What you should now be able to do
- Pick the right first Windows troubleshooting tool
- Treat slowness, printing failure, and no internet as symptoms first
- Use logs and status checks as evidence
- Separate hardware recognition issues from software-path issues
- Narrow networking problems by adapter, IP, gateway, and DNS
- Write cleaner support notes
Big lesson from this Windows block
Windows troubleshooting is not about clicking around randomly. It is about choosing the right tool and following a repeatable flow: observe, check the right place, read evidence, make one careful change, verify, document.
1) Task Manager
Best first tool for slowness, freezes, or high startup drag.
2) Services
Best for background Windows features that stopped working.
3) Event Viewer
Best for recorded evidence when something fails or crashes.
4) Device Manager
Best for hardware recognition, drivers, missing devices, or warning icons.
5) Windows Networking
Best for narrowing “connected but not working” problems.
6) Ticket Thinking
Always document what you tested, what you found, and what changed.

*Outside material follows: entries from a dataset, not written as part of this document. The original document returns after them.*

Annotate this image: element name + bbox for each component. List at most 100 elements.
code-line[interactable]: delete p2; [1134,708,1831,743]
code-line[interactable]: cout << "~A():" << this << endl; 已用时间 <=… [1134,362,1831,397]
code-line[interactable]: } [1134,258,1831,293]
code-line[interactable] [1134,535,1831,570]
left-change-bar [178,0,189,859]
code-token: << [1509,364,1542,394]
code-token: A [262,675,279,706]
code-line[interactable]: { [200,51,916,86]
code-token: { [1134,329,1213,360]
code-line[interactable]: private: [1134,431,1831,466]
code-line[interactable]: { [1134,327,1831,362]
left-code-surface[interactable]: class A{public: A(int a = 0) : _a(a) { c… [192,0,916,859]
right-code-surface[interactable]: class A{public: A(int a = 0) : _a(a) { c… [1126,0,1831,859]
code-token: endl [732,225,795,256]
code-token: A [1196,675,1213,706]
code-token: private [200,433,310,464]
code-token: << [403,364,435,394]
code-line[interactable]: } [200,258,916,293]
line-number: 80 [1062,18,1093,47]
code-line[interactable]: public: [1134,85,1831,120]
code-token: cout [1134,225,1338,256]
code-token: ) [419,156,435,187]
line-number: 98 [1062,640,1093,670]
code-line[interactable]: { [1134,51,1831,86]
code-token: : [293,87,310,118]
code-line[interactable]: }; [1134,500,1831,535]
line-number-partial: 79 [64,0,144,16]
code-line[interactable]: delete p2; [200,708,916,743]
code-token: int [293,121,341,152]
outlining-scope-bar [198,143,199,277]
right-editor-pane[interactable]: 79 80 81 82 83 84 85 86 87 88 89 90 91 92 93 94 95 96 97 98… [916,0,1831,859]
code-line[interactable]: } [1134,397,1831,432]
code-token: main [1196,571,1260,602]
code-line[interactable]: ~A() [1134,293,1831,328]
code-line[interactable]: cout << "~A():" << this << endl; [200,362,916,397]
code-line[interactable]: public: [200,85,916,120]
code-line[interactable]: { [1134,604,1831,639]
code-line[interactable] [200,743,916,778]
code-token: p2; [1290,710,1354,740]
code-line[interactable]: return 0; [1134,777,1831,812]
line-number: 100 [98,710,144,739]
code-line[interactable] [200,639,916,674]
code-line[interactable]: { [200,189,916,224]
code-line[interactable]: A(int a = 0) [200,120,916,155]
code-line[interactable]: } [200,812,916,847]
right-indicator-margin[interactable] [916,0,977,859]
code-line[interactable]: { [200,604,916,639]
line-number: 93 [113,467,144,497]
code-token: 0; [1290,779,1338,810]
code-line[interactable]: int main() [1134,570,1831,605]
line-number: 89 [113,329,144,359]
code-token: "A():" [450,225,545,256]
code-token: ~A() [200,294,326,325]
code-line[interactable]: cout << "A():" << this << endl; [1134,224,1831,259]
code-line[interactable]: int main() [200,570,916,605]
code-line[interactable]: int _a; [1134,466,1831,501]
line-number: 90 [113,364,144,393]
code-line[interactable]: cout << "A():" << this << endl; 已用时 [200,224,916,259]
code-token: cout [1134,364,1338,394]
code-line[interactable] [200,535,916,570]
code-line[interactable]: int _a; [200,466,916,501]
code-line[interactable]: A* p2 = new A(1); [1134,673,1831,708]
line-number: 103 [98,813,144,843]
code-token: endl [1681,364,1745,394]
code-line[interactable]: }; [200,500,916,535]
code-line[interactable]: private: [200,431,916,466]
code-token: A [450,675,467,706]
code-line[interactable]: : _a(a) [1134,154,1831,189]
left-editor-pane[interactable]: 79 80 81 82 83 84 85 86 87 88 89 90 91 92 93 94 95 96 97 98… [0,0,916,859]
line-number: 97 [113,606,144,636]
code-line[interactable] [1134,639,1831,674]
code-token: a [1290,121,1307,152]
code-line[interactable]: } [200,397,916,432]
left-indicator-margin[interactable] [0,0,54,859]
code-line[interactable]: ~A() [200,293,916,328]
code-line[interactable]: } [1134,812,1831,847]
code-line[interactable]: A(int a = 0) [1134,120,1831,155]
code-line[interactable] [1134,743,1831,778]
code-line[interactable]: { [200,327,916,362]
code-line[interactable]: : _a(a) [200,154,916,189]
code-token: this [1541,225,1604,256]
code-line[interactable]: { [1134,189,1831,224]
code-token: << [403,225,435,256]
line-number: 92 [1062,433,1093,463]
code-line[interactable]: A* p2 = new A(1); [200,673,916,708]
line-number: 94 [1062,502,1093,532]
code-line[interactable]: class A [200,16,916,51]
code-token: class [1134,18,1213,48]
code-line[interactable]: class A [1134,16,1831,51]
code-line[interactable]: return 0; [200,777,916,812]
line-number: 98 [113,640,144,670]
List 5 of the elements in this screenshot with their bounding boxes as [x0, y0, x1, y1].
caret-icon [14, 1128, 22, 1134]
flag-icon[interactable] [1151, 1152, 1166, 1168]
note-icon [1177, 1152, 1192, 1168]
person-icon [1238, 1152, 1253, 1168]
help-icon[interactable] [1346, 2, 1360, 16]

Windows Troubleshooting Flow
This is the sequence learners should remember after finishing the Windows section.
Final Windows Review Quiz
Score at least 75% to mark the Windows review complete and unlock the next lesson. After grading, each question shows rationale.
Windows Section Complete
The learner should now have a practical beginner workflow for Windows support: performance, services, logs, hardware recognition, networking, and documentation.